While the National Commission on Veterinary Economic Issues is pursuing its mission, what can veterinary students do to help their economic situation?
   Walther: Again, they have to be realistic of the economics. A lot of students do not realize what having a $100,000 debt load means as far as payback. Most schools don't offer courses or feedback to these students as to how to deal with that. Dr. Kinnarney gave an excellent presentation in Philadelphia a couple of weeks ago on just exactly that: if you've got $60,000 debt and you go to work for $41,000, how much does it cost to pay that debt back and still have a life?
   Kendall: It has to come from the students that they need help. There's a difference in advisers from college to college. Some are open and helpful, others aren't. In some schools more than others, the students feel they have a good relationship with the dean and administrator's office. I'm trying to get a perspective on that.
   Those of us in the profession, after we've read the KPMG market study two or three times, are still learning things from it.
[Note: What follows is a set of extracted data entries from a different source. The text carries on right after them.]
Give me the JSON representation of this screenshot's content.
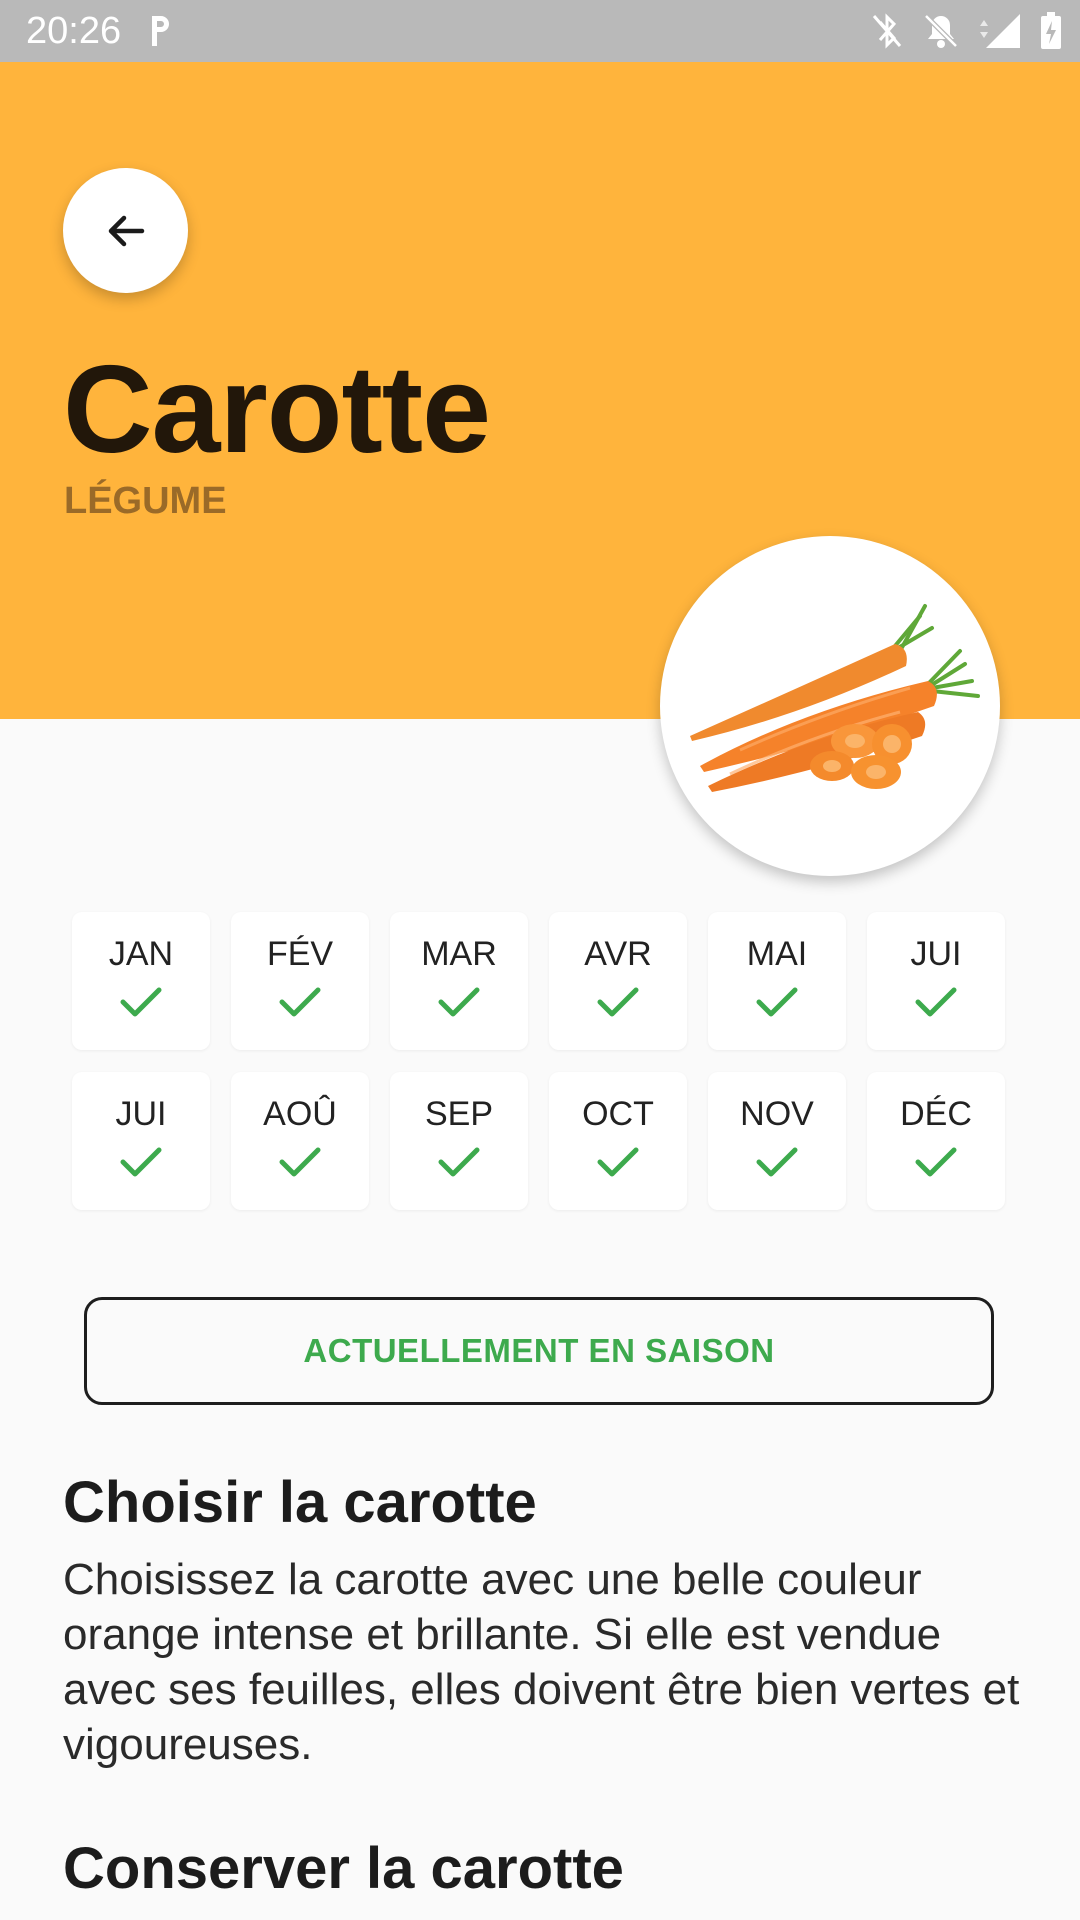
{
  "status_bar": {
    "time": "20:26"
  },
  "header": {
    "title": "Carotte",
    "category": "LÉGUME",
    "background_color": "#ffb43c"
  },
  "months": [
    {
      "label": "JAN",
      "in_season": true
    },
    {
      "label": "FÉV",
      "in_season": true
    },
    {
      "label": "MAR",
      "in_season": true
    },
    {
      "label": "AVR",
      "in_season": true
    },
    {
      "label": "MAI",
      "in_season": true
    },
    {
      "label": "JUI",
      "in_season": true
    },
    {
      "label": "JUI",
      "in_season": true
    },
    {
      "label": "AOÛ",
      "in_season": true
    },
    {
      "label": "SEP",
      "in_season": true
    },
    {
      "label": "OCT",
      "in_season": true
    },
    {
      "label": "NOV",
      "in_season": true
    },
    {
      "label": "DÉC",
      "in_season": true
    }
  ],
  "season_button": {
    "label": "ACTUELLEMENT EN SAISON",
    "color": "#3daa4d"
  },
  "sections": {
    "choose": {
      "title": "Choisir la carotte",
      "body": "Choisissez la carotte avec une belle couleur orange intense et brillante. Si elle est vendue avec ses feuilles, elles doivent être bien vertes et vigoureuses."
    },
    "store": {
      "title": "Conserver la carotte"
    }
  },
  "icons": {
    "back": "arrow-left-icon",
    "check": "checkmark-icon",
    "status": [
      "parking-app-icon",
      "bluetooth-icon",
      "notifications-off-icon",
      "signal-4g-icon",
      "battery-charging-icon"
    ]
  }
}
At UC-Davis there's going to be a meeting in May on needs assessment at the veterinary schools led by Dr. Lonnie King, chair one of the national commission's working groups.

How have you kept current on veterinary and student issues?
   Kendall: Since being president of the CVMA three years ago, I've kept very involved with committees on the state level in California. I'm currently the legislative chairman, so I've had a chance to see a lot of things. On a national level, it has been a matter of homework. That's why I went to the five Executive Board meetings, to see what's going on and talk to people.
   Walther: I'm fortunate because I've been the Student AVMA second adviser, chosen by SAVMA president Rob Richardson to serve during his term ending this July. If I were to be elected vice president, my legacy would be to have information about student issues and problems flow more freely within the AVMA.

Besides student issues, what others would be of special interest to you as a voting member of the Executive Board?
   Walther: I am a very budget-minded person. My previous experience has taught me that how an organization spends its money dictates how well it operates, so I will be an extremely fiscally aware vice president.
   I believe the AVMA reserve fund at this point is adequate. I would never be against going into the reserve for some worthwhile project, but I would be cautious every time we tap into it.

   Kendall: Legislative issues and anything related to business are things I'm really interested in. I've been involved with legislative issues in California, which, fortunately or unfortunately, seems to see a lot of trends first.
   I was involved with the IRS in a three-year battle over my practice's status as a C corporation and was successful. The California VMA ended up co-sponsoring a resolution last year to take what I had learned on a nationwide basis. We asked the AVMA to pursue a technical advice memorandum on C corporation tax filing status from the IRS. The IRS is now going to change the audit technique guide on this issue.
   All of these are areas where I can contribute on the Executive Board. I take the 1 in 15 vote very seriously.